By taking care of your own mental health and establishing your own boundaries, you will actually be a better support system for a survivor. Your job isn’t to be a therapist, it’s to be a support system and a friend.
Important things to remember when supporting a survivor
While the 10 step plan can help you maneauver a conversation with someone who confides in you about their assault, there are some other important facts to remember about sexual assault and recovery.
- ✿ Everyone heals differently. Some might be incredibly traumatized, while others processed the event fairly quickly. Do not push someone to heal faster or slower. They know themselves best.
- ✿ Don’t force them to tell you what happened. Re-telling the exact events might be just as traumatic as the original assault.
- ✿ Be aware of any shifts in behavior. This might include substance abuse, inconsistent sleep patterns, irritability and withdrawal from socialization. If you notice any of these shifts, you might want to check-in with them again and encourage them to start therapy or counseling as they might be depressed.
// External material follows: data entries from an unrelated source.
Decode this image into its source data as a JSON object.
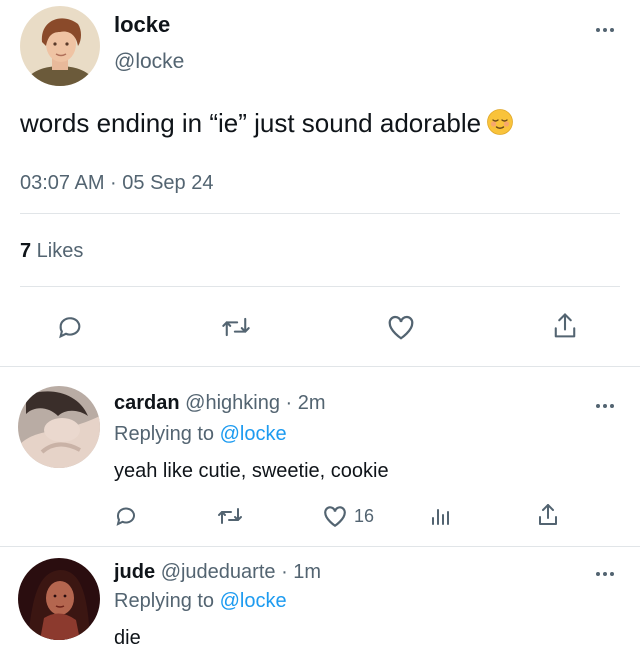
{
  "main_tweet": {
    "author_name": "locke",
    "author_handle": "@locke",
    "text": "words ending in “ie” just sound adorable",
    "emoji_icon": "relieved-face-icon",
    "timestamp": "03:07 AM · 05 Sep 24",
    "likes_count": "7",
    "likes_label": " Likes",
    "actions": [
      "reply-icon",
      "retweet-icon",
      "like-icon",
      "share-icon"
    ]
  },
  "replies": [
    {
      "name": "cardan",
      "handle": "@highking",
      "time": " · 2m",
      "replying_prefix": "Replying to ",
      "replying_to": "@locke",
      "text": "yeah like cutie, sweetie, cookie",
      "like_count": "16",
      "actions": [
        "reply-icon",
        "retweet-icon",
        "like-icon",
        "analytics-icon",
        "share-icon"
      ]
    },
    {
      "name": "jude",
      "handle": "@judeduarte",
      "time": " · 1m",
      "replying_prefix": "Replying to ",
      "replying_to": "@locke",
      "text": "die"
    }
  ],
  "colors": {
    "text": "#0f1419",
    "secondary": "#536471",
    "link": "#1d9bf0",
    "divider": "#e1e5e8"
  }
}
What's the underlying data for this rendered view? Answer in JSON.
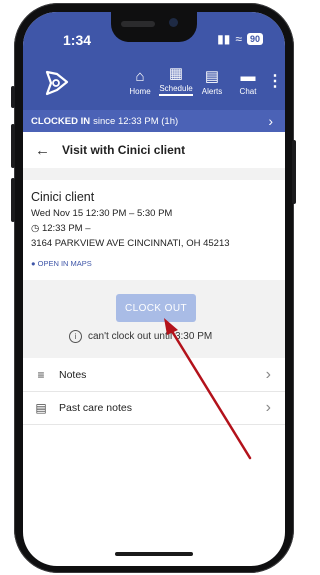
{
  "status": {
    "time": "1:34",
    "battery": "90"
  },
  "nav": {
    "items": [
      {
        "label": "Home",
        "icon": "home-icon",
        "glyph": "⌂"
      },
      {
        "label": "Schedule",
        "icon": "calendar-icon",
        "glyph": "▦"
      },
      {
        "label": "Alerts",
        "icon": "message-icon",
        "glyph": "▤"
      },
      {
        "label": "Chat",
        "icon": "chat-icon",
        "glyph": "▬"
      }
    ],
    "active": "Schedule"
  },
  "clocked": {
    "label": "CLOCKED IN",
    "detail": "since 12:33 PM (1h)"
  },
  "page": {
    "title": "Visit with Cinici client"
  },
  "visit": {
    "client": "Cinici client",
    "schedule": "Wed Nov 15  12:30 PM – 5:30 PM",
    "clock_in": "12:33 PM –",
    "address": "3164 PARKVIEW AVE CINCINNATI, OH 45213",
    "maps_link": "OPEN IN MAPS"
  },
  "clock_out": {
    "button": "CLOCK OUT",
    "message": "can't clock out until 3:30 PM"
  },
  "list": [
    {
      "label": "Notes",
      "icon": "notes-icon"
    },
    {
      "label": "Past care notes",
      "icon": "clipboard-icon"
    }
  ],
  "colors": {
    "brand": "#3f56a8",
    "annotation_arrow": "#b3121b"
  }
}
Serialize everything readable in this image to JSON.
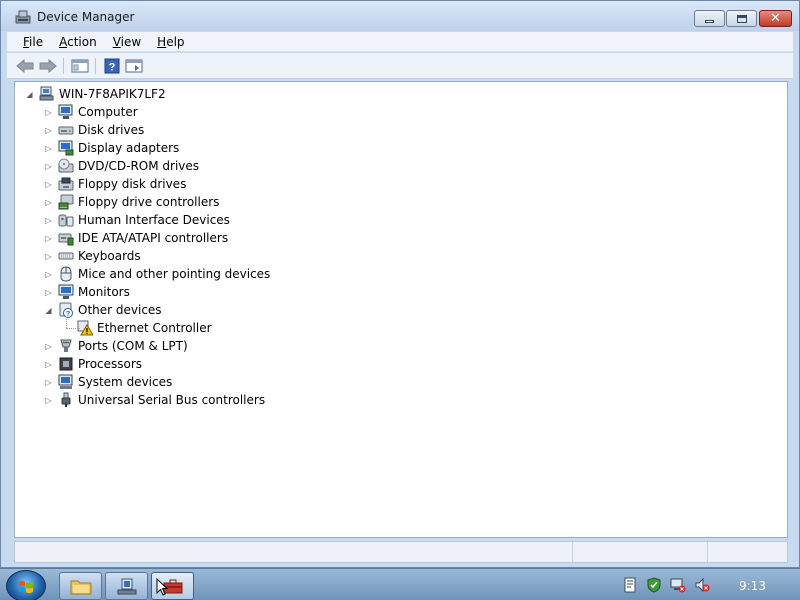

- ✿ Follow their lead. If they want space, give them space. If they want to stay busy, help them come up with things to do. It’s all up to them./li>
- ✿ Don’t be nosy. For example, it’s none of your business to ask about the results of their STI or STD tests. It’s also none of your business what they talk to their therapist about.
- ✿ Don’t gossip about what happened. This isn’t your story to tell. Respect the privacy of the situation.
- ✿ Believe them. It is also not your place to question the authenticity of their assault. Be a support system instead of isolating someone who is vulnerable and who was brave to tell you about their experience.
- ✿ If you are worried about the safety of the survivor, talk to a trusted adult about how to keep them safe.
- ✿ Don’t make jokes about rape, sexual assault or harrassment. These are literally never ok - or funny for that matter - but it is especially important to censor yourself when you are around a survivor.